I’m off to finish baking Peanut Butter and Chocolate Cookies that will serve as stockings’ stuffers and also will replace my panties on our Christmas Tree…

Hello, my name is Agi and I’m a dooce‘oholic. The last 72 hours I have spent on the couch, laptop resting under my chin, while browsing through the archives and flickr files uploaded by the Armstrongs for the world to see and get ADDICTED! I haven’t slept, eaten, brushed, or shaved. I may have cut some cheese here and there, but was too busy to acknowledge it. Here’s a proof of the madness found after I had finally scraped my rear end off of the above-mentioned piece of our household.

Seriously, I think I should quit dooce, you know, the most popular mommy blog on the face of the Earth. My maternal instincts have been howling for quite some time now. Hence, Cosmo. Hence, the girls and boys names’ lists. Hence, dooce… The problem with the latter is that every time I visit the website and watch some 30 second video of the Armstrongs’ older offspring, or a picture of their joyous 6-month old dumpling with those HUGE blue eyes, it’s as if I was tossing shots of grain alcohol into a fireplace while standing right in front of it.

It’s not the lack of practice that stops Jason and I from procreating, oh no. On the contrary, we have been practicing with such intensity and devotion that we discovered we possessed skills previously unbeknownst to us. I shall elaborate on that…NOT.

There are several reasons preventing us from making babies, however. The most immediate one is made of lubricated latex. Next, there are several existential circumstances, if you will, that are still amiss for us to start talking family. And if I am to point fingers, a steady income and health insurance, or rather a temporary lack there of must take the blame.

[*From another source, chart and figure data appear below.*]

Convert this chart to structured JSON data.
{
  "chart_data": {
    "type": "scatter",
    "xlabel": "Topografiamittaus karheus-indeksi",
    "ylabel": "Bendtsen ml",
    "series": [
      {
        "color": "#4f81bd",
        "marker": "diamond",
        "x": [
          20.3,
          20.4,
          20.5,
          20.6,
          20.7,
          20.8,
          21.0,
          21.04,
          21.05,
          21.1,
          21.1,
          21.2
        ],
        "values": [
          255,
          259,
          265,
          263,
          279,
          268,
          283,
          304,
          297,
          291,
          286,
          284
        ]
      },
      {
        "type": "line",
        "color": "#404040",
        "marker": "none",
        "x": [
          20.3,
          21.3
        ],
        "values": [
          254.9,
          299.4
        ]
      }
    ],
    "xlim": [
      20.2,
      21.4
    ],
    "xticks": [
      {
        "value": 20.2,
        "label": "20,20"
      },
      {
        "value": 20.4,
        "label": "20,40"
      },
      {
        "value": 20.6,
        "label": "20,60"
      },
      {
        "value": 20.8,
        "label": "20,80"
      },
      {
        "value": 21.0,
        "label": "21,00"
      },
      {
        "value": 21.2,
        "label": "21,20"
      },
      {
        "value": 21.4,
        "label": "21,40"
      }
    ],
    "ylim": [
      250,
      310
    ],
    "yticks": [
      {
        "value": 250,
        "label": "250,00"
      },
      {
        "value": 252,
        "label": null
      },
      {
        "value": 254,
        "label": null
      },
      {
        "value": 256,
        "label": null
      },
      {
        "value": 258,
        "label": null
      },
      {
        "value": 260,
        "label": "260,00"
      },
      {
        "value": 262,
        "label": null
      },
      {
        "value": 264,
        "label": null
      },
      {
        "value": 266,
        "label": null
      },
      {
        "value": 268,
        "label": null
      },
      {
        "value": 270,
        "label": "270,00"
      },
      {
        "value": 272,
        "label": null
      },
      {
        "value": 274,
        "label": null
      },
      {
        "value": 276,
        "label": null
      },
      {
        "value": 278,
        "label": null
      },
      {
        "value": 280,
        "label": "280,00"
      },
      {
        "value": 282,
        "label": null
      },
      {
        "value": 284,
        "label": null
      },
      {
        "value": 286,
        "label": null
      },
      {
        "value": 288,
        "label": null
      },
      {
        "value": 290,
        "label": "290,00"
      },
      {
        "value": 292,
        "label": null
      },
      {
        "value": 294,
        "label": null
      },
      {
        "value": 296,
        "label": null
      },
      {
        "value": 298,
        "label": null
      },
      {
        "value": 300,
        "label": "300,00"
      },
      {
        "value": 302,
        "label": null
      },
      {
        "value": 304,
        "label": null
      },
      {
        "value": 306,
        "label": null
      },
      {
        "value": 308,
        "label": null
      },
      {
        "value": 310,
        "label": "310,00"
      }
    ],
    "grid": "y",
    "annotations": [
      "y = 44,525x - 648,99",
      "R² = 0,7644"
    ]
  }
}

In order to expedite the process of getting our shit together and organizing our lives, I’ve been proactive securing our best odds. Not only have I been flipping coins into the local WISHING WELL, rubbing Buddha’s belly right before bed, offering an innocent lamb to Zeus and the rest of the Olympian gang on every full moon, but also I’ve been trying to start my own business and work as a Personal Chef. Considering how brand new the idea is, I’m proud to say the first clients arrived.

Let me share with you my joy of cooking for people who love the food I make for them. Cheers to the very simple GREEN SALAD WITH MAPLE ROASTED ROOT VEGETABLES.

What you do is you go to a store and pick up a bunch of fresh, organic root vegetables like carrots, parsnips, red and golden beets, and maybe some butternut squash to finish the patchwork of colors. Peel ‘em and cut ‘em in even chunks. Preheat your oven to 400°. Spread the colorful joy of nature flat on a baking sheet, then season it all with kosher salt and black pepper, drizzle with olive oil and then maple syrup (Grade B, always). Roll your sleeves up and get your hands dirty mixing all veggies and spreading the love evenly. Shove the pan into the oven and let them ROAST for 25 to 40 minutes (depending on the size of your chunks, and I’m not talking dirty here).

While the root vegetables are getting their sins forgiven within the hell of your oven, fetch your greens (e.g. arugula, chopped collard greens, spinach) – wash ‘em, spin ‘em dry, and place  ‘em in a BIG bowl. Add a handful of chopped toasted pecans, drizzle with a simple BALSAMIC VINAIGRETTE (you know: balsamic vinegar, good olive oil, salt, pepper, Magic Bullet or a whisk in a fast hand), and toss around. When your veggies are done, let them cool for a minute and then add to the bowl. Once again, shake ‘em up a little with your salad spoons. Last but not least, crumble just a touch of goat cheese all over the bowl for that extra creamy texture. It’s optional, however, as the salad will be just PHENOMENAL without the cheese as well.

Believe it or not, this very SALAD WITH MAPLE ROASTED ROOT VEGETABLES makes for a delectable, healthy, balanced, and perfectly satiating dinner. If there is anything else to do that evening it’s to enjoy a glass of wine and shag your better half.